No „real“ evaluation of the results. Only depending on what their patients said, but not checking, if this is correct (children going to school more often…). Not even for a subgroup.

They had the impression, that patients answered in a social desirable way - and adressed that problem completely inadequate. Arguing social desirable answers would happen only at the end of the treatment, but not near the end of the treatment. ?! So they simply took near-end numbers for granted. ?!

If their depression treatment is as good as they claim, then it is magnitudes better, than ALL common treatments in high-income countries. And much cheaper. And faster. And with less specialized instuctors… ?! And did they invent something new? Nope. They took an already existing treatment - and now it works SO much better? This seems implausible to me.

As far as I know SoGive is reviewing strongminds research. They should be able to back (or reject) my comments here.

They did not have a placebo-receiving control group. 

All the other points you mentioned seem very relevant, but I somewhat disagree with the importance of a placebo control group, when it comes to estimating counterfactual impact. If the control group is assigned to standard of care, they will know they are receiving no treatment and thus not experience any placebo effects (but unlike you write, regression-to-the-mean is still expected in that group), while the treatment group experiences placebo+"real effect from treatment". This makes it difficult to do causal attribution (placebo vs treatment), but otoh it is exactly  what happens in real life when the intervention is rolled out! 

If there is no group psychotherapy, the would-be patients receive standard of care, so they will not experience the placebo effect either. Thus a non-placebo design is estimating precisely what we are considering doing in real life: give an intervention to people, who will know that they are being treated and who would just have received standard of care (in the context of Uganda, this presumably means receiving nothing?).  

Ofc, there are issues with blinding the evaluators; whether StrongMinds has done so is unclear to me. All of your other points seem fairly strong though.

Thx for commenting.

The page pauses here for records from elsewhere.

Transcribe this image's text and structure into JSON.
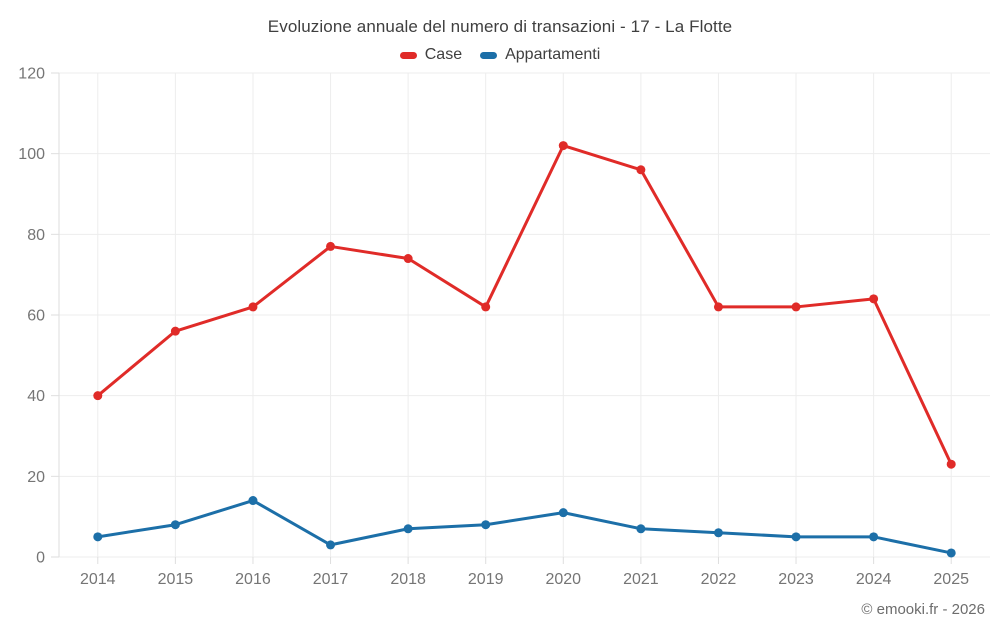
{
  "chart_data": {
    "type": "line",
    "title": "Evoluzione annuale del numero di transazioni - 17 - La Flotte",
    "categories": [
      "2014",
      "2015",
      "2016",
      "2017",
      "2018",
      "2019",
      "2020",
      "2021",
      "2022",
      "2023",
      "2024",
      "2025"
    ],
    "series": [
      {
        "name": "Case",
        "color": "#e02b28",
        "values": [
          40,
          56,
          62,
          77,
          74,
          62,
          102,
          96,
          62,
          62,
          64,
          23
        ]
      },
      {
        "name": "Appartamenti",
        "color": "#1c6fa8",
        "values": [
          5,
          8,
          14,
          3,
          7,
          8,
          11,
          7,
          6,
          5,
          5,
          1
        ]
      }
    ],
    "xlabel": "",
    "ylabel": "",
    "ylim": [
      0,
      120
    ],
    "ytick_step": 20,
    "grid": true,
    "legend_position": "top"
  },
  "style_colors": {
    "axis_text": "#757575",
    "grid_line": "#ededed",
    "axis_line": "#dedede",
    "title_text": "#3f3f3f"
  },
  "footer": {
    "copyright": "© emooki.fr - 2026"
  }
}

I have to agree with you and disagree somewhat with my earlier comment. (#placebo). Actually placebo-effects are fine and if a placebo helps people: Great! 

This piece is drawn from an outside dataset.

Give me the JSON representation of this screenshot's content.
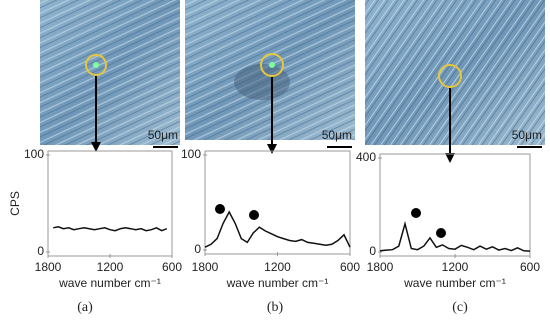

And yes, getting a specific treatment effect + the placebo-effect is better (and more like in real life), than getting no treatment at all. 

"Still: I thought it be good to make this comment right now, so people see my opinion."

I think it would have been better to wait until you had time to give proper arguments for your views. I agree with Stephen that the above comment wasn't helpful or constructive.
 

I think the follow up is much more helpful, but I found the original helpful too. I think it may be possible to say the same content less rudely, but "I think strong minds research is poor" is still a useful comment to me.

I disagree. I should also say that the follow up looked very different when I commented on it; it was extensively edited after I had commented.

Please don´t get me wrong. I do not like the research from strongminds for the above mentioned reasons (I am sure nobody got me wrong on this). And for some other reasons. But that does mean, that their therapy-work is bad or inefficient. Even if they overestimate their effects by a factor of 4 (it might be 20, it might be 2 - I just made those numbers up) it would still be very valuable work.

I think that somewhere there is "placebo's effect" involved. People may think something is helpful but it is not. 

Just recently have read the https://www.health.harvard.edu/mental-health/the-power-of-the-placebo-effect article about it. A bit shocked to be honest

P.S. I do not want to offend anybody.